23 de enero del 2022

El músico del Costa Concordia que murió por salvar a una pareja y sus hijos

Autoridades locales y regionales pidieron que se conceda una condecoración  a Giuseppe Girolamo, un músico de 30 años que cedió su puesto en un bote salvavidas del Costa Concordia y murió en el naufragio ocurrido hace diez años frente a la isla de Giglio (centro de Italia) junto a otras 31 personas.

«El Estado debe otorgar una medalla al valor a Giuseppe Giromalo», afirmó el presidente de la región de Liguria (noroeste), Giovanni Toti, en las redes sociales, en las que aseguró que no se puede olvidar «su acto heroico»: el joven murió la noche del 13 de enero de 2012, después de ceder su lugar a un matrimonio con sus hijos, aunque no sabía nadar.

El naufragio se produjo cuando una maniobra para que la madre de un miembro de la tripulación viese la nave desde tierra provocó el impacto con un escollo del crucero, en el que viajaban 4.229 personas y que fueron abandonadas a su suerte por el comandante de la nave, Francesco Schettino, condenado a 16 años de prisión.

Es «un reconocimiento que la familia de Giuseppe ha estado esperando desde hace años y que solicitaremos junto con el alcalde de Alberobello (sur), su ciudad natal.

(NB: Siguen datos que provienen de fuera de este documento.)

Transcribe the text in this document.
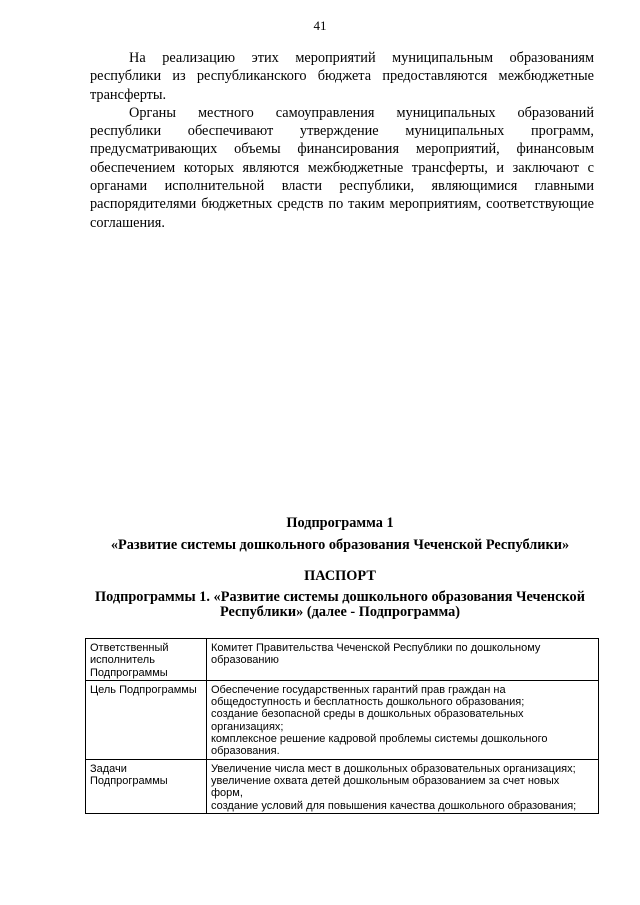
41

На реализацию этих мероприятий муниципальным образованиям республики из республиканского бюджета предоставляются межбюджетные трансферты.

Органы местного самоуправления муниципальных образований республики обеспечивают утверждение муниципальных программ, предусматривающих объемы финансирования мероприятий, финансовым обеспечением которых являются межбюджетные трансферты, и заключают с органами исполнительной власти республики, являющимися главными распорядителями бюджетных средств по таким мероприятиям, соответствующие соглашения.

Подпрограмма 1
«Развитие системы дошкольного образования Чеченской Республики»
ПАСПОРТ
Подпрограммы 1. «Развитие системы дошкольного образования Чеченской Республики» (далее - Подпрограмма)
Ответственный исполнитель Подпрограммы	Комитет Правительства Чеченской Республики по дошкольному образованию

Цель Подпрограммы	Обеспечение государственных гарантий прав граждан на общедоступность и бесплатность дошкольного образования;
создание безопасной среды в дошкольных образовательных организациях;
комплексное решение кадровой проблемы системы дошкольного образования.

Задачи Подпрограммы	Увеличение числа мест в дошкольных образовательных организациях;
увеличение охвата детей дошкольным образованием за счет новых форм,
создание условий для повышения качества дошкольного образования;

Italia no puede olvidar a sus héroes», añadió Toti.

También el alcalde esa localidad, Michele Longo, pidió que se conceda a Girolamo la medalla al valor, «un gesto simbólico y debido hacia un héroe generoso que se sacrificó para salvar a su prójimo» a pesar de que era consciente de que eso «le costaría vida».

«Esperamos que nuestra petición, que es la de toda una comunidad, pueda ser acogida para que finalmente Giuseppe Girolamo reciba el mérito que merece por su comportamiento ejemplar, un modelo de vida para cada uno de nosotros», añadió Longo.

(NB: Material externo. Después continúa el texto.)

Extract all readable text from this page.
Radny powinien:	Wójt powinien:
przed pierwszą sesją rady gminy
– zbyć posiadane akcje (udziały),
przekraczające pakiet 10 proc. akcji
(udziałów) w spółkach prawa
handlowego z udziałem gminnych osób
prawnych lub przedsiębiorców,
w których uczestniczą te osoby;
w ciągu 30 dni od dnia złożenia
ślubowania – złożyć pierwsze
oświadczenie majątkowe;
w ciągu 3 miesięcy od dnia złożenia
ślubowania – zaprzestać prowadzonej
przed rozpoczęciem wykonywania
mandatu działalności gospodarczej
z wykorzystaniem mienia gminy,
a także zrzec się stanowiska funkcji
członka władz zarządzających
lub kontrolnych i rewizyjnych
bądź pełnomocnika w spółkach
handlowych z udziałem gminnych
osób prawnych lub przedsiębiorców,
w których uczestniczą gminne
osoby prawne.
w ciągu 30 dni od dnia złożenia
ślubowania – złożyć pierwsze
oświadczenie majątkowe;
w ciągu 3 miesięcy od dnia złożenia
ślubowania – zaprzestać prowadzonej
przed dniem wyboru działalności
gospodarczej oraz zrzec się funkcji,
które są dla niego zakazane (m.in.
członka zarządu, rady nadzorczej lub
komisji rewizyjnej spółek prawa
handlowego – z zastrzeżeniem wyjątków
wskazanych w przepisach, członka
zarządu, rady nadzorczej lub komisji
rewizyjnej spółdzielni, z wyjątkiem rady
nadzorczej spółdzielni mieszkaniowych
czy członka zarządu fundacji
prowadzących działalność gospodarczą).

La esposa y madre a la que Girolamo cedió su puesto, Antonella Bologna, ha revelado en un programa de la televisión pública italiana Rai que tenía «miedo de perder» a sus hijos, a los que llevaba «de la mano» con su marido, cuando vieron al joven músico.

 «Era alto, guapo, con poca barba y bigote, pelo largo y negro. Estaba a punto de subirse al bote salvavidas, luego cuando nos vio nos hizo subir. Nos ayudó, luego desapareció», relató la mujer, que explicó que meses después la familia supo que su «ángel», como le llaman con emoción, había muerto.

El naufragio «no fue un accidente de la navegación, sino un comportamiento infame, totalmente irrepetible» de Schettino, aseguró a Efe el capitán de la Marina italiana Gregorio De Falco, quien se convirtió en el «héroe» de aquella noche al ponerse a los mandos de las operaciones de rescate.